In a move that allied it more closely to left-leaning causes, the company has already reached outside the US. It was used unsuccessfully for British Labour-backed Ken Livingstone’s campaign for the London mayoralty earlier this year.

It’s interesting to note the comparison with strategists Crosby Textor, which has worked for right-leaning causes in the UK, Australia and New Zealand. Supporters like its “values-based” messages that tap into the fears of voters, allowing parties to have a closer understanding of what the public is thinking. These same messages are described as “dog-whistle” politics by opponents, who say Crosby Textor’s tactics encourage and play on people’s fears.

Here, Crosby Textor is painted as a mysterious and underhand force teaching the National Party how to trick people. This image is far more prominent here than in the other countries the company works in, and National does nothing to discourage that by refusing to speak about it. It has been politicised to the point of being of questionable use to National.

But how would Blue State Digital look if the same line was taken with that company?

Labour Party national secretary Mike Smith immediately says “this is not a Crosby Textor story” when asked about Blue State Digital.
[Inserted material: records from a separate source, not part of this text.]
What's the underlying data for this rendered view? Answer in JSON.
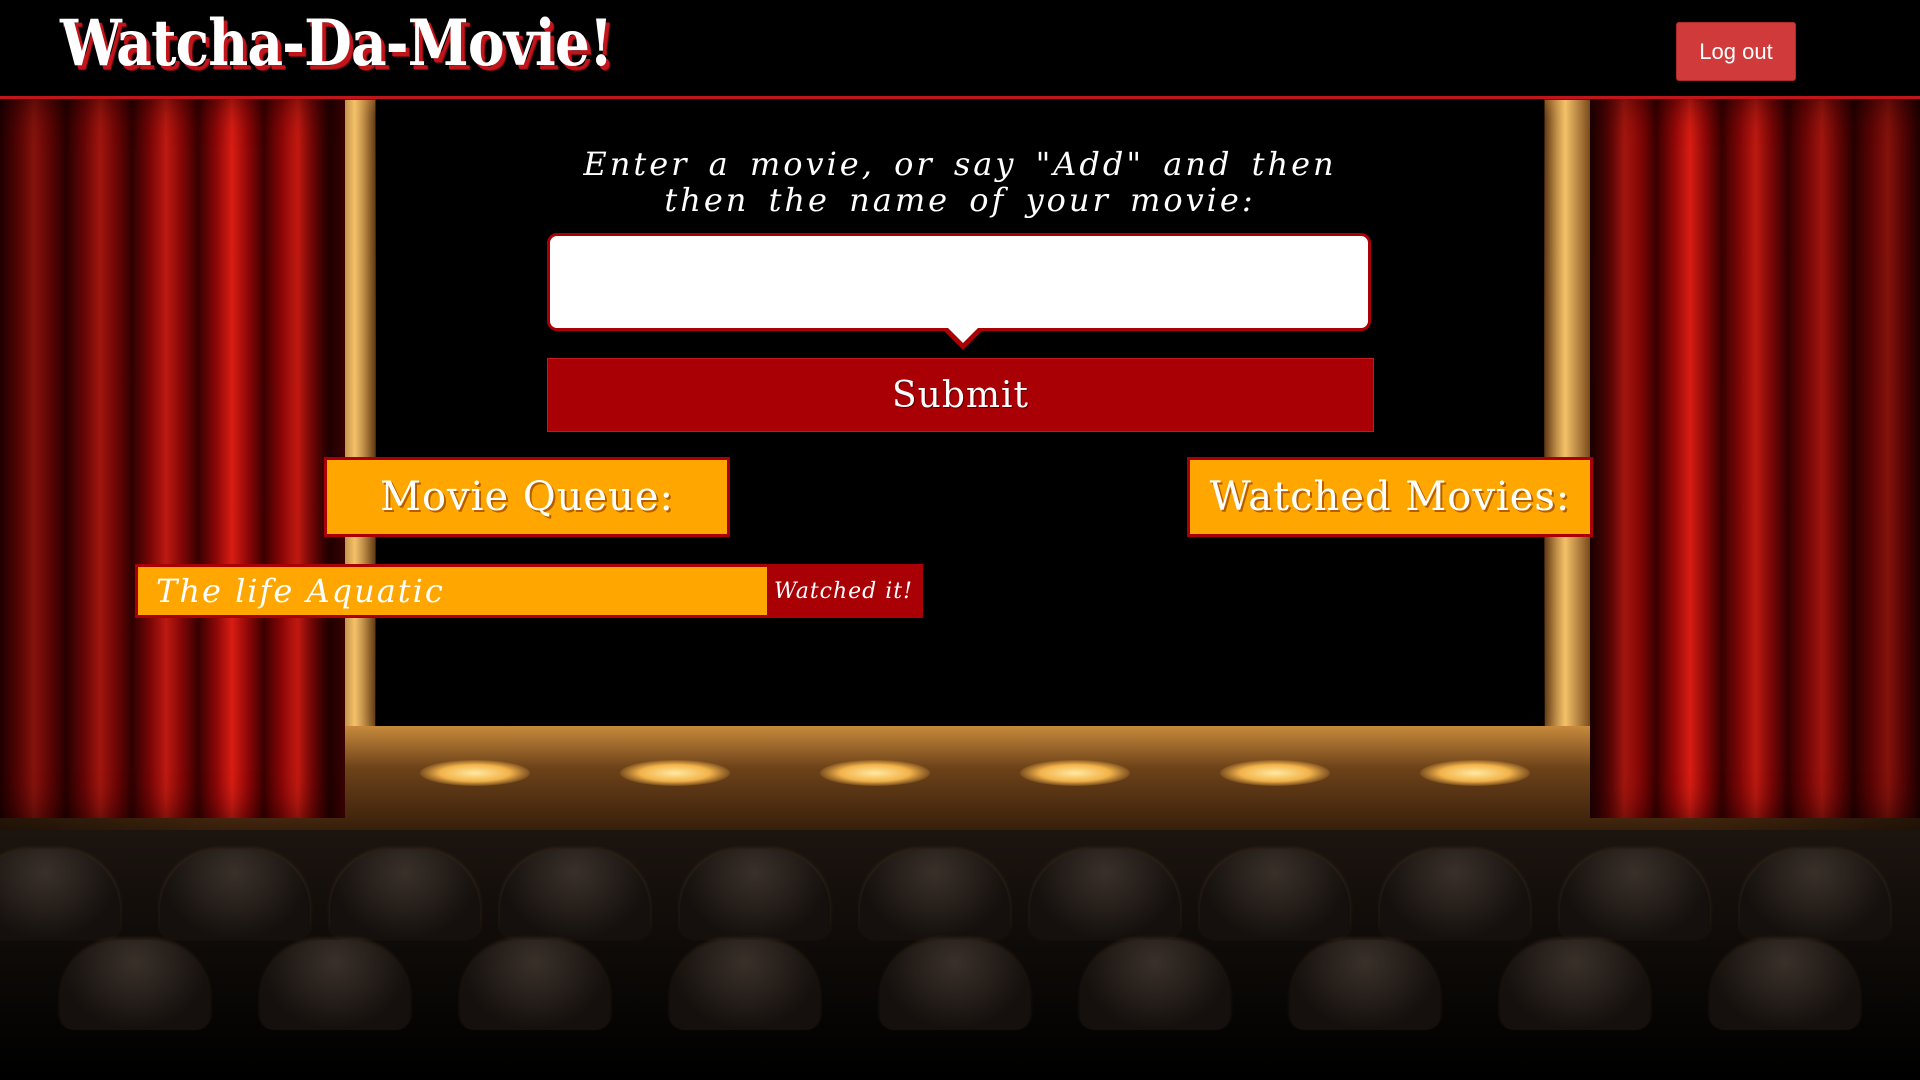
{
  "header": {
    "logo_text": "Watcha-Da-Movie!",
    "logout_label": "Log out"
  },
  "main": {
    "prompt": "Enter a movie, or say \"Add\" and then then the name of your movie:",
    "search": {
      "value": "",
      "placeholder": ""
    },
    "submit_label": "Submit"
  },
  "queue": {
    "heading": "Movie Queue:",
    "items": [
      {
        "title": "The life Aquatic",
        "action_label": "Watched it!"
      }
    ]
  },
  "watched": {
    "heading": "Watched Movies:",
    "items": []
  },
  "colors": {
    "accent_red": "#a80004",
    "accent_orange": "#ffa600",
    "logout_red": "#d13a3a"
  }
}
The company came to work for Labour through “our friends the [US] Democrats. We do talk to each other.” It provided website tools for Labour, says Smith. He won’t elaborate: “It’s very small beer.”

“But we don’t have anything like the International Democratic Union, which is the Crosby Textor connection, or the Lord Ashcroft connection. Get a real story. It’s really big.”


The International Democratic Union (IDU) is an international club of right-leaning political parties. It is chaired by former Australian prime minister John Howard and lauds George Bush Sr and Margaret Thatcher as “champions of democracy”. Tory funder Lord Ashcroft is the treasurer – the same Ashcroft who visited National leader John Key recently. Key was criticised for being evasive when questioned about the visit.

The IDU says it aims to promote social and political values. It’s basically a club of right-leaning politicians who get together to swap strategies and experiences, and build allegiances across national borders. National Party MPs and members who have attended its get-togethers abroad include Murray McCully, Lindsay Tisch, David Farrar and John Slater. In IDU circles, Crosby Textor would not be a dirty word.

However, is it fair to say Labour doesn’t “have anything” like the IDU? The party belongs to Progressive Governance, a grouping of left-leaning leaders and strategists from around the world. It was set up with the urging of President Bill Clinton in 2000 and meets regularly. Helen Clark attends often, and is a prominent player in this international club. She chairs important meetings of international leaders, is praised in speeches made by Clinton and writes magazine articles for the secretariat think-tank Policy Network.

A network of dozens of leaders and strategists from left-leaning parties has access to a library of think pieces, market research and strategy documents. One that offers lessons from the 2005 UK election campaign says like-minded parties in different countries need to work together. “Greater co-operation, collaboration and networking between progressives are urged here, particularly in light of a resurgent and united international right.”

It’s the sort of environment in which Blue State Digital would be spoken of in glowing terms.